Keyser Ullman was a British merchant bank, based in London and founded in 1868.

==History==
===Foundation===
Samuel Montagu (1832–1911) and his two original partners in the bank Samuel Montagu & Co., Ellis Abraham Franklin (1822–1909) and Edwin Louis Samuel (1825–1877), had four sons each. Wishing to provide employment opportunities for all twelve sons, Samuel Montagu and his partners decided to open a new bank. Controlled by Samuel Montagu, it was managed by two of his employees, Assam Keyser and Gustav Bitter, and named A. Keyser & Co. The agreement between the three partners was, that each of them would be able to place two sons at Samuel Montagu & Co. and two sons at A. Keyser & Co. But things did not work out quite like planned and the two companies became completely separate in 1909.

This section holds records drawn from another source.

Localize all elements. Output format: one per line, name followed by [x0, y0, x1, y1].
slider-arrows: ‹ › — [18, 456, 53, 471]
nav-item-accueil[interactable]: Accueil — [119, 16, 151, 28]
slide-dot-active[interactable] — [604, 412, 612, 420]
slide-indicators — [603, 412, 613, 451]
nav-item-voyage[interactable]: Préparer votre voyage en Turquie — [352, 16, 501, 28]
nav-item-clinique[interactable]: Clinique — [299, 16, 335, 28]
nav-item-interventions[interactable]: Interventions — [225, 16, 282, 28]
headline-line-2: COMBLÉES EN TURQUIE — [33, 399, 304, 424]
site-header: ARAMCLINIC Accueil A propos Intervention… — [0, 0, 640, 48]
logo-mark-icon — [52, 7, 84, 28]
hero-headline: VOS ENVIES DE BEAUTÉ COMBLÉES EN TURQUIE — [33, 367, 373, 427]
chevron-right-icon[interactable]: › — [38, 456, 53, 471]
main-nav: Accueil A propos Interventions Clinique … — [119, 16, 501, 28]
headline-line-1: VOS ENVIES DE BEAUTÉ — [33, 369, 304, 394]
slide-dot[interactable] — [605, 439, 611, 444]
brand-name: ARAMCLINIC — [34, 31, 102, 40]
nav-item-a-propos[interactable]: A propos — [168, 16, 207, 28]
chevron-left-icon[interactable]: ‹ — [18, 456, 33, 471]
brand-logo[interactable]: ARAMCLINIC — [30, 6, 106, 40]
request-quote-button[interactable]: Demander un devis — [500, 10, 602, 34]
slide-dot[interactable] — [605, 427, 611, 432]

In The Rise of Merchant Banking, Stanley D. Chapman describes Keyser & Co as a "second eleven" for the numerous sons of the Samuels, Montagus, and the Franklins.

In 1962, it acquired the Ullmann bank and in 1965 changed its name to Keyser Ullmann (KU). In the early 1970s, the bank, particularly through its managing directors, Roland Franklin and Ian Stoutzker, became very active in corporate finance. One very substantial part of this business was its role as financial adviser to some of the companies associated with Sir James Goldsmith.

===Demise===
Sir Edward du Cann, a Member of Parliament (MP) and former chairman of the Conservative Party, was chairman of Keyser Ullman from 1970 to 1975. In October 1974, du Cann and the executive of the 1922 Committee met at du Cann's Keyser Ullman offices in Milk Street, where it was decided that the Committee would press Edward Heath to hold a leadership election, which led to Margaret Thatcher becoming party leader. The press called them the "Milk Street Mafia".

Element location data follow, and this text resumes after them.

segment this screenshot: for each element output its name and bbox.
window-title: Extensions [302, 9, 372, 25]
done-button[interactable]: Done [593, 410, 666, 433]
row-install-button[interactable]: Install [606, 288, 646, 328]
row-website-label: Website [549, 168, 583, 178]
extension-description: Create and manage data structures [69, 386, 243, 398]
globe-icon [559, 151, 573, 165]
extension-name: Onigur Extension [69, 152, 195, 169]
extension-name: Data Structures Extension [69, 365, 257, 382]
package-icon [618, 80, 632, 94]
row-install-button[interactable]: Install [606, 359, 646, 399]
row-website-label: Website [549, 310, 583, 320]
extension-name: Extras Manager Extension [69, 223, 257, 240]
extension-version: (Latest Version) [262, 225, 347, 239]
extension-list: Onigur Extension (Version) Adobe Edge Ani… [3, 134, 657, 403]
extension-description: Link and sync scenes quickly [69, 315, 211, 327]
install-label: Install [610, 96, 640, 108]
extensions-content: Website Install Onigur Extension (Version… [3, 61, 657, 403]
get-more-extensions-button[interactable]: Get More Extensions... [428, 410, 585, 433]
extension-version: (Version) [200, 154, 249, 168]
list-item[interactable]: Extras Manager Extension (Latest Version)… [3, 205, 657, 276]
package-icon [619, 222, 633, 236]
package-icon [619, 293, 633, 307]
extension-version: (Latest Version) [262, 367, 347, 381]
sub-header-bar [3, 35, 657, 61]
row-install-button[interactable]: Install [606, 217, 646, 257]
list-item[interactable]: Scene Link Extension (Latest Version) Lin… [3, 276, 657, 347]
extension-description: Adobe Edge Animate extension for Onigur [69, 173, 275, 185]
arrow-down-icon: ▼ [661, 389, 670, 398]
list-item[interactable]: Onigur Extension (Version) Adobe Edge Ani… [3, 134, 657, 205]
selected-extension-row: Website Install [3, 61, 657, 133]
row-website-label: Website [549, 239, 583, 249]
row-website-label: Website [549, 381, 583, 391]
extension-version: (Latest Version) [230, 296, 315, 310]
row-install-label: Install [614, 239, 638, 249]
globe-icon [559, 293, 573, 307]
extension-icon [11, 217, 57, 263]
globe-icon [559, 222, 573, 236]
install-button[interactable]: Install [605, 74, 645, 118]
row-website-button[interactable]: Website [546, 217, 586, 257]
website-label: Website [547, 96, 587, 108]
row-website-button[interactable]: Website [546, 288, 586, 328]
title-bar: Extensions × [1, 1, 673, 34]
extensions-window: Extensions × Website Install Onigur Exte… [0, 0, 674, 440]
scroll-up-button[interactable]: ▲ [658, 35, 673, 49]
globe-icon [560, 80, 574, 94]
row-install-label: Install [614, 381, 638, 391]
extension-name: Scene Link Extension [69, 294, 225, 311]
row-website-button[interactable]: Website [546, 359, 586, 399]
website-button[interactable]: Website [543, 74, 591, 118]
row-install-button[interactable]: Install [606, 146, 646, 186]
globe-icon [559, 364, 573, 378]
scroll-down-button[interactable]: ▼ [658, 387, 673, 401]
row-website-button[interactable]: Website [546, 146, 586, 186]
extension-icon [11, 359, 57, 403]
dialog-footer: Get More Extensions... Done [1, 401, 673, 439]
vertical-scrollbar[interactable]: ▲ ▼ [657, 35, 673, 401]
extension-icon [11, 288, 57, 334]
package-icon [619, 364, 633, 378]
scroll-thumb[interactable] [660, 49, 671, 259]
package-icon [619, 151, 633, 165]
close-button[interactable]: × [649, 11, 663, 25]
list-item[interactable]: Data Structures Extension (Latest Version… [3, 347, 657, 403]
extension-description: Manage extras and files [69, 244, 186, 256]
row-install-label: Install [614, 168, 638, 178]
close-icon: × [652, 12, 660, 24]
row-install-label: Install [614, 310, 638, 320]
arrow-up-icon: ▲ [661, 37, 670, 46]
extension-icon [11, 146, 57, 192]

A Department of Trade and Industry report into the failure of Keyser Ullman found du Cann to have been "incompetent" while chairman between 1970 and 1975. "In 1973, the bank lent £17m to a 28-year- old entrepreneur, Christopher Selmes, secured on a valueless guarantee. Mr Selmes later fled the country, leaving debts of more than £20m."

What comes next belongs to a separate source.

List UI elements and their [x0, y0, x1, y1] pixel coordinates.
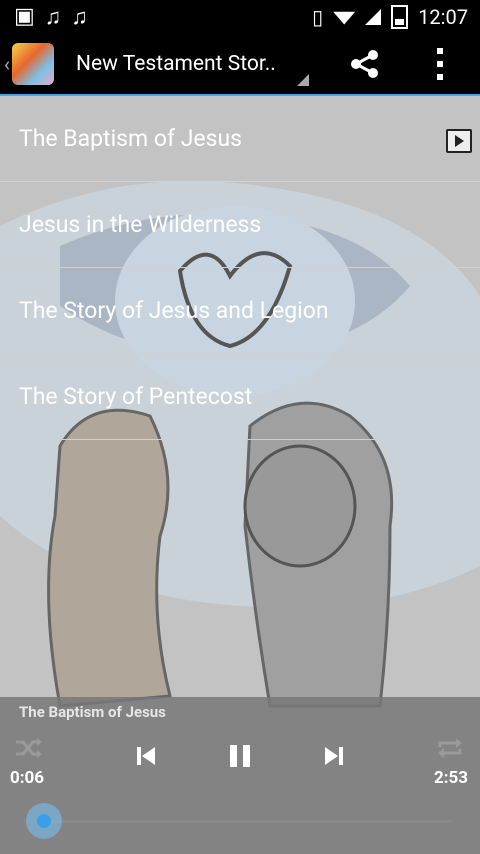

Property developer Jack Dellal (1923–2012) sold his merchant bank, Dalton Barton to Keyser Ullman for £58m just before the secondary banking crisis of 1973–1975 that caused Keyser's failure. Dellal was deputy chairman of Keyser and some have argued that he was "prime culprit" in the failure of Keyser Ullman and du Cann's resulting bankruptcy. Keyser Ullman was saved by the Bank of England and eventually sold to Charterhouse Bank in 1981.